Objective of the study was to study the clinco-pathological correlation of solitary thyroid nodule and the incidence of malignancy. Final HPE showed malignancy in 20 The morbidity and mortality rates of thyroid cancer are low compared with the rates for many other cancers A thyroid nodule is a discrete lesion within the thyroid gland that is sonographically distinguishable from the adjacent parenchyma.


Thyroix some cases decision of solitady node dissection was taken intra operatively mainly for central nodes level VI. Only 14 pages are availabe for public view. Contemporary Management of Solitary Thyroid Nodule.

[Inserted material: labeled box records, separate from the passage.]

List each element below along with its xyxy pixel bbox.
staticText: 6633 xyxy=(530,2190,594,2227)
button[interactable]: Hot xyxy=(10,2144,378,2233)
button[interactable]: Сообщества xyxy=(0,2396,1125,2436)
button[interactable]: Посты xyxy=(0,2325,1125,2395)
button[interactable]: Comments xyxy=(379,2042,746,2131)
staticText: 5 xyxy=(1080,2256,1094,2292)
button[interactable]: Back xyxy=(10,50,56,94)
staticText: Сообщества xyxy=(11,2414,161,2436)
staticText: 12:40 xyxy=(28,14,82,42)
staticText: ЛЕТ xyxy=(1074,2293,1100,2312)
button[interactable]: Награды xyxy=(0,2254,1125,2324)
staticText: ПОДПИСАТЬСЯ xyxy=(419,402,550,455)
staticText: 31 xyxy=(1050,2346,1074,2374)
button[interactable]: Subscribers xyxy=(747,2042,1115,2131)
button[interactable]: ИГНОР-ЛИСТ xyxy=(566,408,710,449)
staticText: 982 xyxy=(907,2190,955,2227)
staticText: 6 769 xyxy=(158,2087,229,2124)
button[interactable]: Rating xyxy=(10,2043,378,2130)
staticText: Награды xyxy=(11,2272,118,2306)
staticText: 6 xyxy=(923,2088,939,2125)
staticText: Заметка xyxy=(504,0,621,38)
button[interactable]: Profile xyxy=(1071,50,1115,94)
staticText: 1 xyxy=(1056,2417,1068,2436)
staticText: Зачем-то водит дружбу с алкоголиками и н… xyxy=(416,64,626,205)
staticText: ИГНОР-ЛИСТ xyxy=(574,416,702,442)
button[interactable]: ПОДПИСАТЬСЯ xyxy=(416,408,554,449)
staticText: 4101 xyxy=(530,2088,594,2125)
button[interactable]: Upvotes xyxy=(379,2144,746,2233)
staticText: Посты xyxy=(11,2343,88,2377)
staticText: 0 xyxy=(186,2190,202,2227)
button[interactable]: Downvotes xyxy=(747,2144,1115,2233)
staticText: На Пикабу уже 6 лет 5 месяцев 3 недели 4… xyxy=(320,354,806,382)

Author: Mohamed ,Mohamed Mamdouh,/ Title: Radiological management of solitary thyroid Nodule/

Clinical examination including determination of presence or absence of toxic manifestations and enlarged cervical lymph nodes was done. Thyroid nodule size and prediction of cancer. Hemostasis, safeguarding of the recurrent laryngeal nerve, parathyroid, and other vital thtroid was taken care of during the dissection. High prevalence of undetected thyroid disorders in an iodine sufficient adult south Indian population. Anti-Gal3 antibody immunoreactivity was observed in 7 out of 8 cases Histopathology findings Histopathology was nodular goiter in 77 Each patient was subjected to fine needle aspiration cytology FNAC examination, and cell block preparation.

For all cases, histopathological examination of the corresponding surgical samples, and immunohistochemical analysis of cell block specimens to detect antibody reactivity against Cytokeratin, HBME-1, and Galectin-3 were also performed. One hundred and thirty eight They should thyroi characterized properly for optimum management.

However, surgery may be indicated in patients with a benign STN with high risk for malignancy.